Claude Allègre, ministre de l'éducation nationale, de la
recherche et de la technologie, tendant à instituer une licence
professionnelle ainsi que sur l'accueil des adultes handicapés.
M. Bernard Cazeau
a souligné les difficultés d'application
de la réforme de tarification des établissements
hébergeant des personnes âgées dépendantes en raison
des variations de prix qu'elle entraînait. Il a demandé au
ministre s'il comptait prendre des mesures afin de lisser l'évolution
des prix et éviter ainsi des mécontentements.
Concernant l'accueil des adultes handicapés,
Mme Dominique Gillot,
secrétaire d'Etat à la santé et à l'action sociale,
a reconnu le coût, pour certains départements, du dispositif
de la règle du domicile de secours en matière de prise en charge
des personnes handicapées, tout en mettant l'accent sur l'utilité
réelle de ce dispositif.
S'agissant des personnes âgées dépendantes, elle a
précisé qu'une réforme de la tarification pour mettre fin
à certains dysfonctionnements était envisageable au printemps
2000.
Concernant les droits des femmes,
Mme Nicole Péry,
secrétaire d'Etat aux droits des femmes et à la formation
professionnelle,
a précisé que les crédits
alloués aux centres d'information des droits des femmes (CIDF)

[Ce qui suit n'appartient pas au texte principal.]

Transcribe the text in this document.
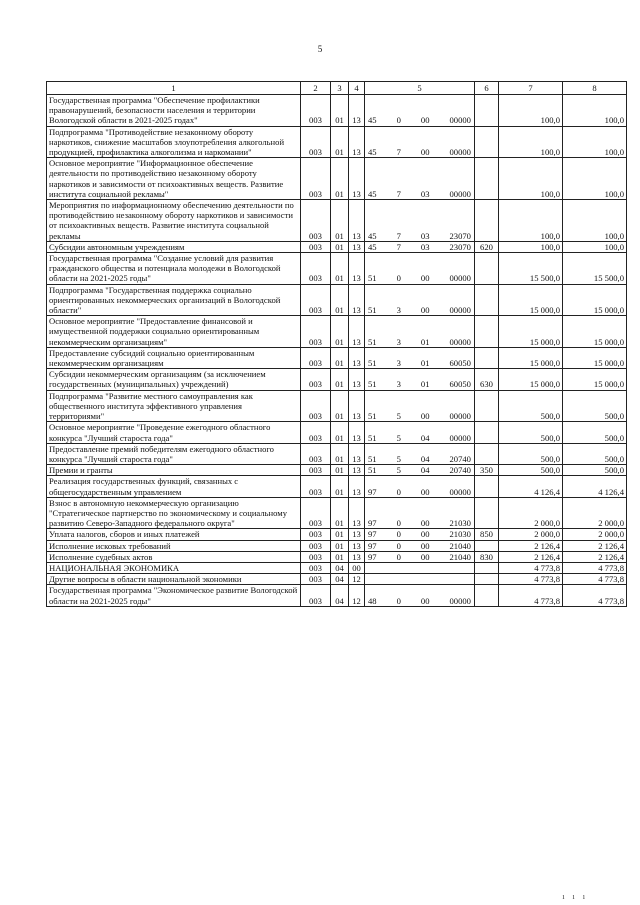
5
1	2	3	4	5	6	7	8
Государственная программа "Обеспечение профилактики правонарушений, безопасности населения и территории Вологодской области в 2021-2025 годах"	003	01	13	45 0 00 00000		100,0	100,0
Подпрограмма "Противодействие незаконному обороту наркотиков, снижение масштабов злоупотребления алкогольной продукцией, профилактика алкоголизма и наркомании"	003	01	13	45 7 00 00000		100,0	100,0
Основное мероприятие "Информационное обеспечение деятельности по противодействию незаконному обороту наркотиков и зависимости от психоактивных веществ. Развитие института социальной рекламы"	003	01	13	45 7 03 00000		100,0	100,0
Мероприятия по информационному обеспечению деятельности по противодействию незаконному обороту наркотиков и зависимости от психоактивных веществ. Развитие института социальной рекламы	003	01	13	45 7 03 23070		100,0	100,0
Субсидии автономным учреждениям	003	01	13	45 7 03 23070	620	100,0	100,0
Государственная программа "Создание условий для развития гражданского общества и потенциала молодежи в Вологодской области на 2021-2025 годы"	003	01	13	51 0 00 00000		15 500,0	15 500,0
Подпрограмма "Государственная поддержка социально ориентированных некоммерческих организаций в Вологодской области"	003	01	13	51 3 00 00000		15 000,0	15 000,0
Основное мероприятие "Предоставление финансовой и имущественной поддержки социально ориентированным некоммерческим организациям"	003	01	13	51 3 01 00000		15 000,0	15 000,0
Предоставление субсидий социально ориентированным некоммерческим организациям	003	01	13	51 3 01 60050		15 000,0	15 000,0
Субсидии некоммерческим организациям (за исключением государственных (муниципальных) учреждений)	003	01	13	51 3 01 60050	630	15 000,0	15 000,0
Подпрограмма "Развитие местного самоуправления как общественного института эффективного управления территориями"	003	01	13	51 5 00 00000		500,0	500,0
Основное мероприятие "Проведение ежегодного областного конкурса "Лучший староста года"	003	01	13	51 5 04 00000		500,0	500,0
Предоставление премий победителям ежегодного областного конкурса "Лучший староста года"	003	01	13	51 5 04 20740		500,0	500,0
Премии и гранты	003	01	13	51 5 04 20740	350	500,0	500,0
Реализация государственных функций, связанных с общегосударственным управлением	003	01	13	97 0 00 00000		4 126,4	4 126,4
Взнос в автономную некоммерческую организацию "Стратегическое партнерство по экономическому и социальному развитию Северо-Западного федерального округа"	003	01	13	97 0 00 21030		2 000,0	2 000,0
Уплата налогов, сборов и иных платежей	003	01	13	97 0 00 21030	850	2 000,0	2 000,0
Исполнение исковых требований	003	01	13	97 0 00 21040		2 126,4	2 126,4
Исполнение судебных актов	003	01	13	97 0 00 21040	830	2 126,4	2 126,4
НАЦИОНАЛЬНАЯ ЭКОНОМИКА	003	04	00			4 773,8	4 773,8
Другие вопросы в области национальной экономики	003	04	12			4 773,8	4 773,8
Государственная программа "Экономическое развитие Вологодской области на 2021-2025 годы"	003	04	12	48 0 00 00000		4 773,8	4 773,8
ı ı ı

passeraient de 81 millions de francs à 100 millions de francs en
2000. Elle a précisé que le réseau des CIDF
représentait 42 % des dépenses du secrétariat d'Etat
et que l'objectif était de financer la création de dix bureaux
d'accueil individualisés vers l'emploi des femmes (BAIE) et de mettre en
place le centre national d'information des droits des femmes. L'autre partie
des crédits est consacrée aux actions en faveur de l'insertion et
de l'égalité professionnelles. Elle a précisé que
le Gouvernement avait demandé que les dispositifs de retour à
l'emploi soient orientés à 55 % vers les femmes.